CB: Yes, Einstein said the Earth and Sun do not live at the same moment. He ruled out simultaneity. We agree?

[GB: No. In the philosophy of science, Einstein’s solipsistic viewpoint is a classic example of “operationalism.” In short, operationalism states “unless I can measure the presence of something, it does not exist.” Like the toddler who pulls the blanket over his head, the world disappears whenever he cannot see it. Our statement that Earth and Sun exist simultaneously must always be an assumption. That is because it takes 8 minutes for the Sun’s light to arrive on Earth. If the Sun disappeared in the meantime, our assumption would be wrong. Perhaps that will occur someday, putting the kibosh on Bill’s idea of “unmitigated truth.” In the meantime, we can assume that all the microcosms in the universe exist simultaneously.]

Glenn Borchardt said...

Another from the Captain:

Here is another view for your use.

Plato’s Timaeus

“Timaeus describes the substance as a lack of homogeneity or balance, in which the four elements (earth, air, fire and water) were shapeless, mixed and in constant motion.” Wikipedia.

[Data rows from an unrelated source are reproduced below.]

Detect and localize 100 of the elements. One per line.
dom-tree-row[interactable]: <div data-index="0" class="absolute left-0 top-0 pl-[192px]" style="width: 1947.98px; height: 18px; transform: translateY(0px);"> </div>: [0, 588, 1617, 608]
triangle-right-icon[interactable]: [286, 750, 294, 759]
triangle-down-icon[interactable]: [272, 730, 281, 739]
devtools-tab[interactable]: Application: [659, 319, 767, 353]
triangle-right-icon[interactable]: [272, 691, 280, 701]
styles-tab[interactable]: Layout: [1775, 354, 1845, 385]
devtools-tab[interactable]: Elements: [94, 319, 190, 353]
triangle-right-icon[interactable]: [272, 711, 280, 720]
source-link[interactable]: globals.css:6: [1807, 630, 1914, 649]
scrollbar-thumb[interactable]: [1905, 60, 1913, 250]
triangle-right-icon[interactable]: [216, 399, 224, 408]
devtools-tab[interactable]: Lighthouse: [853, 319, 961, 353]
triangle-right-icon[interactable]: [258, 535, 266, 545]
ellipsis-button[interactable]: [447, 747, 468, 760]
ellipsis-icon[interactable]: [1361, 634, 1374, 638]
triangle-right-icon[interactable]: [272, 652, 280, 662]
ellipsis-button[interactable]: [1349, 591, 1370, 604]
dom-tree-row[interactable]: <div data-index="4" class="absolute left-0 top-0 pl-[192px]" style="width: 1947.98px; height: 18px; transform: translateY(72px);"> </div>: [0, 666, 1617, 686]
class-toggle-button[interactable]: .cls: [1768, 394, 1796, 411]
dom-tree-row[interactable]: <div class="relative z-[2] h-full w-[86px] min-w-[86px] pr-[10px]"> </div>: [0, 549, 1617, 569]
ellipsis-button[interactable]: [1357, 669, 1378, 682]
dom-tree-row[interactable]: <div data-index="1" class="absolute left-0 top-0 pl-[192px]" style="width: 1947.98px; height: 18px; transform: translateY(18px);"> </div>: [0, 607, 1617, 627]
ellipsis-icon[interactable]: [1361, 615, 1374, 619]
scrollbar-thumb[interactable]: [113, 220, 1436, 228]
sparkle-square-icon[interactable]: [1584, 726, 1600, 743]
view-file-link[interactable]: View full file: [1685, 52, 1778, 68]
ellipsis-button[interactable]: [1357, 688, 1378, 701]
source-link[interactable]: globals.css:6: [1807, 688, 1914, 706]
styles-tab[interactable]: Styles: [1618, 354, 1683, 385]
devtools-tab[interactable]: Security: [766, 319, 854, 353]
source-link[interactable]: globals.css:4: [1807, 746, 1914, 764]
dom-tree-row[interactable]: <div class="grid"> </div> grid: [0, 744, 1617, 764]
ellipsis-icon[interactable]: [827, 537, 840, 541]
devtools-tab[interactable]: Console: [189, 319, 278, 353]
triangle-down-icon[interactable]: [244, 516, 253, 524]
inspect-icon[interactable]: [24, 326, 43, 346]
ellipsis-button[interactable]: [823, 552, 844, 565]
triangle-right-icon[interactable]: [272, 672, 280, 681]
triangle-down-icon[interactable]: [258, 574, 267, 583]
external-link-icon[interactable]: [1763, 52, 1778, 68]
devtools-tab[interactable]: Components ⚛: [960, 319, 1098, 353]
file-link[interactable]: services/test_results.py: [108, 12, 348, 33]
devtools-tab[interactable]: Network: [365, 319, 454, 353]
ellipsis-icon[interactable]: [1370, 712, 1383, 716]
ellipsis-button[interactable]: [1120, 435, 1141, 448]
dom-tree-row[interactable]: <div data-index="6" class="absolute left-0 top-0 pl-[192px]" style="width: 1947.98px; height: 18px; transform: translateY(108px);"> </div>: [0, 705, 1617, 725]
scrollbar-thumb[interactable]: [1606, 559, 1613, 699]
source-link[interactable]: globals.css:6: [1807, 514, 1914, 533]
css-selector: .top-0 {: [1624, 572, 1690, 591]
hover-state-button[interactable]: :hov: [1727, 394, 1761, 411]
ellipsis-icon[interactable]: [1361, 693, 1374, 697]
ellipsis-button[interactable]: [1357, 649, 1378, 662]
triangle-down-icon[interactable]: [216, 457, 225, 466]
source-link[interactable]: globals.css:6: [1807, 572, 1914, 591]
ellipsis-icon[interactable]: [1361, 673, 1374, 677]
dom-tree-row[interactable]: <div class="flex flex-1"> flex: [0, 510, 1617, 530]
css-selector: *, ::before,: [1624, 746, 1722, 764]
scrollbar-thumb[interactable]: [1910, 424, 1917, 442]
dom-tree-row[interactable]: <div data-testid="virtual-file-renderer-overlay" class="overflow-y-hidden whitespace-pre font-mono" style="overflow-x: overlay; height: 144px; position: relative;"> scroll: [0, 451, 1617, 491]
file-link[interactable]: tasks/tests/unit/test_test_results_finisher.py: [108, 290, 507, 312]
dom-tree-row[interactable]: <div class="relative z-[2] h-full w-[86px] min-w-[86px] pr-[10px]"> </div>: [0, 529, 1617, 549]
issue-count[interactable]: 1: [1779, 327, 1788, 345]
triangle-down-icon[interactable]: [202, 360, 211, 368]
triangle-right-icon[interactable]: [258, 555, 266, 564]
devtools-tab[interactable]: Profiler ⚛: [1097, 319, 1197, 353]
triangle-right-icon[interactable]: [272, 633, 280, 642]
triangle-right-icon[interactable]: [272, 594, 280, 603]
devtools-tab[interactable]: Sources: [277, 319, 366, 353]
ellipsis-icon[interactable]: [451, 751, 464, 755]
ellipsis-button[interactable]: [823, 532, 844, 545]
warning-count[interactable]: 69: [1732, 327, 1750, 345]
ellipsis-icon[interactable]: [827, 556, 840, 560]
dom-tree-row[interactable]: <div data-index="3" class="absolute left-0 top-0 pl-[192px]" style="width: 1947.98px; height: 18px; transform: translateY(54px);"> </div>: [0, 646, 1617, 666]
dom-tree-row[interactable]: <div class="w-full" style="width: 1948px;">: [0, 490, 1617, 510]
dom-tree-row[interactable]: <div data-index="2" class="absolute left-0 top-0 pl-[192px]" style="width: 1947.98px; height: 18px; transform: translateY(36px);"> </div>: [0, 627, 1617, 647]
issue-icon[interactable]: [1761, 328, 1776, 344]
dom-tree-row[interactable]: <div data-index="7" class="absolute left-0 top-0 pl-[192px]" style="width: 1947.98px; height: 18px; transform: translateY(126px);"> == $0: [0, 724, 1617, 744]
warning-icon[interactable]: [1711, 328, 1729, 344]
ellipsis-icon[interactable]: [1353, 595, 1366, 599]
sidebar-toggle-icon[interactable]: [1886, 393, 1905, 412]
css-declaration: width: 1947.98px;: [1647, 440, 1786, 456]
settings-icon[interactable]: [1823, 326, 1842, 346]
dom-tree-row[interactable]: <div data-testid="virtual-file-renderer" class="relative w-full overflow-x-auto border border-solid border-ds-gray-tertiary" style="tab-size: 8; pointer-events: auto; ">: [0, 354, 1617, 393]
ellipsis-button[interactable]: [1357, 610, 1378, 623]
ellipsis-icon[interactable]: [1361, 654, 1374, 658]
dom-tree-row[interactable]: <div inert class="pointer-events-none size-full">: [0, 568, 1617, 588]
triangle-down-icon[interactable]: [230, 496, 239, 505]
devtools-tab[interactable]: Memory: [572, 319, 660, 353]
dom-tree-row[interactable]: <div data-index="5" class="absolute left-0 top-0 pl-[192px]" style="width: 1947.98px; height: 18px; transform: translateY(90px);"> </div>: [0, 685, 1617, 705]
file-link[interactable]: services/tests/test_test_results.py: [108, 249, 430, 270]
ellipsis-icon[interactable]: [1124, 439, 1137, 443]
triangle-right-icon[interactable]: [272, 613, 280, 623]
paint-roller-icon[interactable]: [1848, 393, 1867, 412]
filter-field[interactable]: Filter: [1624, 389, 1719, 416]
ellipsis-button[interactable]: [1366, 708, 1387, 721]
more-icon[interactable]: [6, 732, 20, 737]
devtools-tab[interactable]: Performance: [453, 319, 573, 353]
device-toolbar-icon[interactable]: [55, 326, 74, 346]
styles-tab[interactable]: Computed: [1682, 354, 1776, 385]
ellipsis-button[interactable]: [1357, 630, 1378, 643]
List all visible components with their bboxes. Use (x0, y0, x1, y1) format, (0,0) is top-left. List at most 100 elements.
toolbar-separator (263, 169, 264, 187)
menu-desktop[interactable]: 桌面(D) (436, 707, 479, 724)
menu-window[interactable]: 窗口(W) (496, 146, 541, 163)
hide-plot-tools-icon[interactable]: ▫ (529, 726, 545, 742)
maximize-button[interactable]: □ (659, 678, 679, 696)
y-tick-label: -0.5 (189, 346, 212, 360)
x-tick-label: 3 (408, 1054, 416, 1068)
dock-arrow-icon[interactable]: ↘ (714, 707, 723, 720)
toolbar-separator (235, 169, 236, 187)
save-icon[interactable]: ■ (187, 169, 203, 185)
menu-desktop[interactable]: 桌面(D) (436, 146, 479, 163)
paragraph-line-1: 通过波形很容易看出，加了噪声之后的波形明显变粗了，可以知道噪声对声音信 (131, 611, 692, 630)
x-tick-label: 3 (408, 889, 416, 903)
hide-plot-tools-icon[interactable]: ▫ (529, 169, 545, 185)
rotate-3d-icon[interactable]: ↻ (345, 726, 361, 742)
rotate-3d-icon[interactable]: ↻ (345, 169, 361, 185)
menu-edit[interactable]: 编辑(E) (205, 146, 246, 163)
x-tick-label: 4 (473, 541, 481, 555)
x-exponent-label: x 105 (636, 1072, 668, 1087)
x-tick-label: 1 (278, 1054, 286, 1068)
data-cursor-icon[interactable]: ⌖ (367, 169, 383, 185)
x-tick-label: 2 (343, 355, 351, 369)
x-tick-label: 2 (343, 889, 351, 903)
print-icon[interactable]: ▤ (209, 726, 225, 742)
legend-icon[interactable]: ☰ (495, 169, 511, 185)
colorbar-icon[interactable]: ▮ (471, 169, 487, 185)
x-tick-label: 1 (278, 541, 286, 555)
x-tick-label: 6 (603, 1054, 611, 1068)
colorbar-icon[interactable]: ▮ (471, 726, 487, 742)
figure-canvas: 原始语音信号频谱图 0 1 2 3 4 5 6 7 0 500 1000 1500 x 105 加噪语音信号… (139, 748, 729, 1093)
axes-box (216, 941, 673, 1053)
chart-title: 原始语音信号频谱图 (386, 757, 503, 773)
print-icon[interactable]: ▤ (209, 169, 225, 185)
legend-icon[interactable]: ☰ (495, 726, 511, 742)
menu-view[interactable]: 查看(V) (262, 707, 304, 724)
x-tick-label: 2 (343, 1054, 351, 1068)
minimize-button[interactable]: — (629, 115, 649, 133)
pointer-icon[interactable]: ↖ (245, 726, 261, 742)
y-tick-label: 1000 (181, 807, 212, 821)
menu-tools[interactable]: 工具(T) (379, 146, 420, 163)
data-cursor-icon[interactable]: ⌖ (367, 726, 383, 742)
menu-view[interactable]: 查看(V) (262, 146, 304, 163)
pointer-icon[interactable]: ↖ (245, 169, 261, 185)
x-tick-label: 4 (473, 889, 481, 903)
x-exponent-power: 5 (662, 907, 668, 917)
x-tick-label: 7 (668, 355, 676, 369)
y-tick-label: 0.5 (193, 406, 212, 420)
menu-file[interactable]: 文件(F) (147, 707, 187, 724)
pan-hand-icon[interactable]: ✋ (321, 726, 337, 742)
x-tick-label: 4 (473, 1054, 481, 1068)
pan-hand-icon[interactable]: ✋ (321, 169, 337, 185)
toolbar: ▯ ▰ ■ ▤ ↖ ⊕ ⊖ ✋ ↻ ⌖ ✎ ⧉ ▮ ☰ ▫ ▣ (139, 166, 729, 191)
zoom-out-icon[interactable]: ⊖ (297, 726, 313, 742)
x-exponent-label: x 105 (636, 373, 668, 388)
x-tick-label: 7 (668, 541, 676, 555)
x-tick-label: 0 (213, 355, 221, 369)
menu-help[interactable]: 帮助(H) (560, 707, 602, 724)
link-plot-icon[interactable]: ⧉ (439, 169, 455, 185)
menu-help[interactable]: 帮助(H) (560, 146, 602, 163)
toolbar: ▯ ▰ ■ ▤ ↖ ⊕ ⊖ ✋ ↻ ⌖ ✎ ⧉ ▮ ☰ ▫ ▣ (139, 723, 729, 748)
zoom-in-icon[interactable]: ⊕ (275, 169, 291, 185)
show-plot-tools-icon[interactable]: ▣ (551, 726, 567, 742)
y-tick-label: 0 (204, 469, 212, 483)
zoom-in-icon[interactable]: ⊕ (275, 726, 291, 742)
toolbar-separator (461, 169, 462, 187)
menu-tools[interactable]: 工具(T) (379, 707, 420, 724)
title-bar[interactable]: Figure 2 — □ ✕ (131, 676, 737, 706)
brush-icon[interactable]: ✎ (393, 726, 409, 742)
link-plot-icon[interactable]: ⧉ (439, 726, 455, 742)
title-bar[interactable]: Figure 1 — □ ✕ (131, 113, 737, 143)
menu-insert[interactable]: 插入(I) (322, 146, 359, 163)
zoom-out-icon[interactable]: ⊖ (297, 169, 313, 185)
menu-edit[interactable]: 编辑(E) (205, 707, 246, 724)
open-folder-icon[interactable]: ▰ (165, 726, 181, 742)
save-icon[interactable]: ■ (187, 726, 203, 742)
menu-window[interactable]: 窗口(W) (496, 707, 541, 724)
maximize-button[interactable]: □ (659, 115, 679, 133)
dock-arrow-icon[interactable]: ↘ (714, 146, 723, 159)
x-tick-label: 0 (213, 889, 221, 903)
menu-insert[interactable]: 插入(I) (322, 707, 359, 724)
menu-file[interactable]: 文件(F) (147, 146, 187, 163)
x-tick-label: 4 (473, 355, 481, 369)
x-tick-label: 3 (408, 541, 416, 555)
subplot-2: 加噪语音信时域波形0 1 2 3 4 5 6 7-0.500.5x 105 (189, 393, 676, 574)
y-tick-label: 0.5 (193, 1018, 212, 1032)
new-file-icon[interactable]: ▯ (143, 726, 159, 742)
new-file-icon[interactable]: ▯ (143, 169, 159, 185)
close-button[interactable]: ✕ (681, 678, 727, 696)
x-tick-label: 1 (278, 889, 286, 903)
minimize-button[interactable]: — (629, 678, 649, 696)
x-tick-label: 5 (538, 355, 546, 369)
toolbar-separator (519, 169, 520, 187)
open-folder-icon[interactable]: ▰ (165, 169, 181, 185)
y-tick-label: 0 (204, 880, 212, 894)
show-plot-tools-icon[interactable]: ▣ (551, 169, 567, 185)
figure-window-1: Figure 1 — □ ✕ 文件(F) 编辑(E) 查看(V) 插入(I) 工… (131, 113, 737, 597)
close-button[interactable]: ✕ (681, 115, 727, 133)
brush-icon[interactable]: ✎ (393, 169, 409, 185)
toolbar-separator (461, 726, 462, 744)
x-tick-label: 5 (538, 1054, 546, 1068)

So, even Plato, a mere idealist, and some of his predecessors intuited that the universe is a neutral or balanced potential at its ground and that matter and motion appear here and there in it. The field is primary and infinite. Matter and motion are secondary manifestations in it.


[GB: Thanks for that. It is interesting to see that Plato was erroneously objectifying motion (fire) early on, just like Einstein did. I don't see where that quote mentions the field as something primary and apart from matter. It is interesting, however, to see that the lack of homogeneity was noticed by Plato. That has always been a puzzle for Big Bangers.]